Speaking up to Break the Stigma of Addiction and Mental Health

Speaking up to Break the Stigma of Addiction and Mental Health

Although mental health and addiction are a popular topic of public conversation today, there are still many people who treat those who suffer from these conditions differently. Despite the fact that addiction is accepted as a disease by the medical community, much of society still rejects this idea. Instead, many view addiction as a choice. After all, I chose to say yes when I was offered heroin for the first time, and I chose to do it a second time, right?

To me, that idea is wrong. I didn’t wake up one day and decide I wanted to become a heroin addict. I didn’t stick a needle in my arm with the intention of breaking my mother's heart and hurting the ones I love. I stuck a needle in my arm because I was sick - I was an addict long before then. 

Before taking my first drug, I had qualities about myself and experiences in my life that made me more susceptible to addiction. I endured both emotional and physical trauma at a young age, I was sexually assaulted as a teenager, and I suffered from anxiety and depression. Individuals who have been exposed to trauma are more likely to abuse substances to run from their emotions, and people who suffer from mental health conditions are also more susceptible to substance abuse. In fact, nearly 50% of people who have a substance use disorder have a co-occurring mental illness.
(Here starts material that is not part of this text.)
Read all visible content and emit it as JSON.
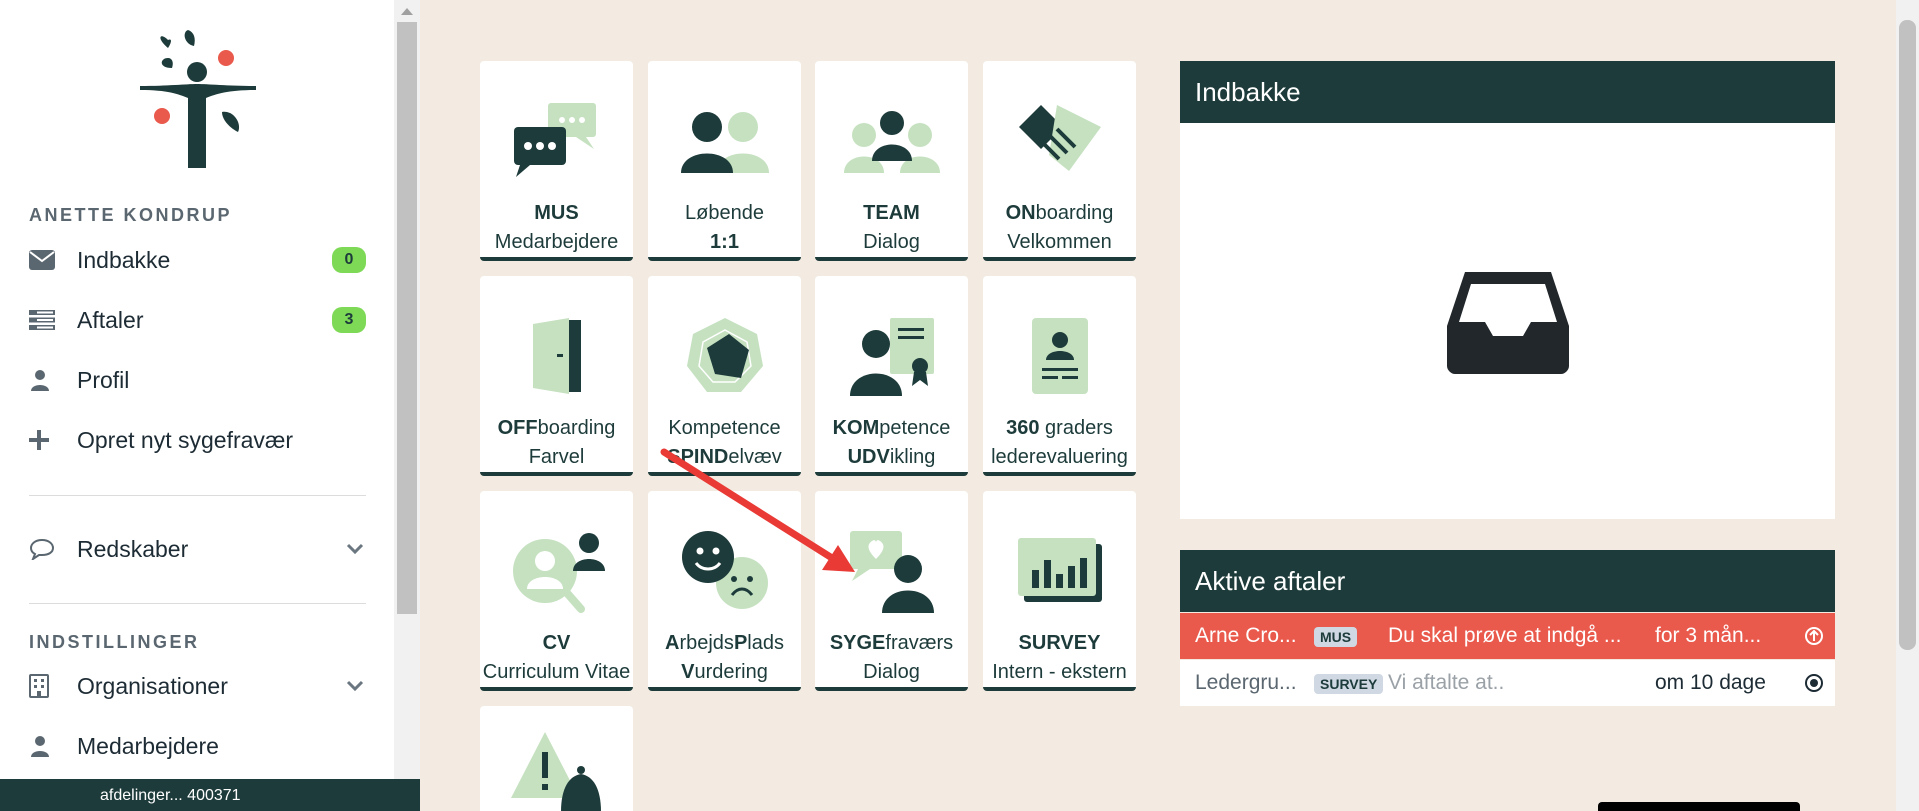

From a young age, I was under the impression that expressing my emotions was a sign of weakness. I thought should bottle up my emotions and stuff them inside. Not only did this behavior lead to depression and anxiety, but it stopped me from being capable of forming connections with others. I went through the motions of life without being vulnerable or honest with others because I was fearful of what they would think. Today, I’m able to recognize that vulnerability isn’t a weakness - it is a strength. Getting vulnerable to other people is what enables us to have relationships with one another. 

When I reflect on my past, I see that it is no surprise that I turned to substances to soothe my mind. I didn’t know how to deal with life, so sinking into oblivion seemed easier. At first, it was my solution. I didn’t start my drug use as an addict - I used recreationally. At that point, I could stop. I could moderate. However, the act of numbing the pain with a substance progressed from something I wanted to do into something I needed to do. 

I once heard somebody say, “the chains of addiction are too weak to feel until they are too strong to break.” In a nutshell, this describes how addiction took hold of me. At some point, I crossed the line between a user and an addict, and when I did, my mind was too clouded and my coping skills were so nonexistent that I didn’t even notice. Still, at three years sober, I couldn’t tell you when I crossed that line. Once I did, I lost control over the amount I used and I lost the ability to stop.

When things got bad enough, I finally scrounged up enough strength to ask for help. It turns out that being willing to ask for help and be honest with others was all I needed to start my recovery. 

Today you would have no idea that I once thought I would die with a needle in my arm. I have a job where I am valued, I am a daughter and an aunt who is loved, and I’m a friend who is relied upon and trusted. More than that, I am a walking example of hope. 

However, when I tell non-addicts that I’m an addict, I get that look - that blank stare of shock and disgust, as if they are thinking “why on earth would you do that to yourself?” I did that to myself because I’m an addict. I have a mind that tricks me into using and a body that persistently craves more. I have a disease and a mental illness that want to kill me. Still, I stay vigilant, and I treat my mental health and my addiction on a daily basis. 

As a sober woman today, I like to encourage people to speak up about addiction and mental illness. They often go hand in hand and they are killing hundreds of people each day. Words are powerful tools and they are meant to be used. By speaking up and sharing our experiences in addiction and recovery, we can change the world’s perception of behavioral and mental health while encouraging those who are suffering to ask for help. 

Cassidy Webb is an avid writer who advocates spreading awareness on the disease of addiction. Her passion in life is to help others by sharing her experience, strength, and hope.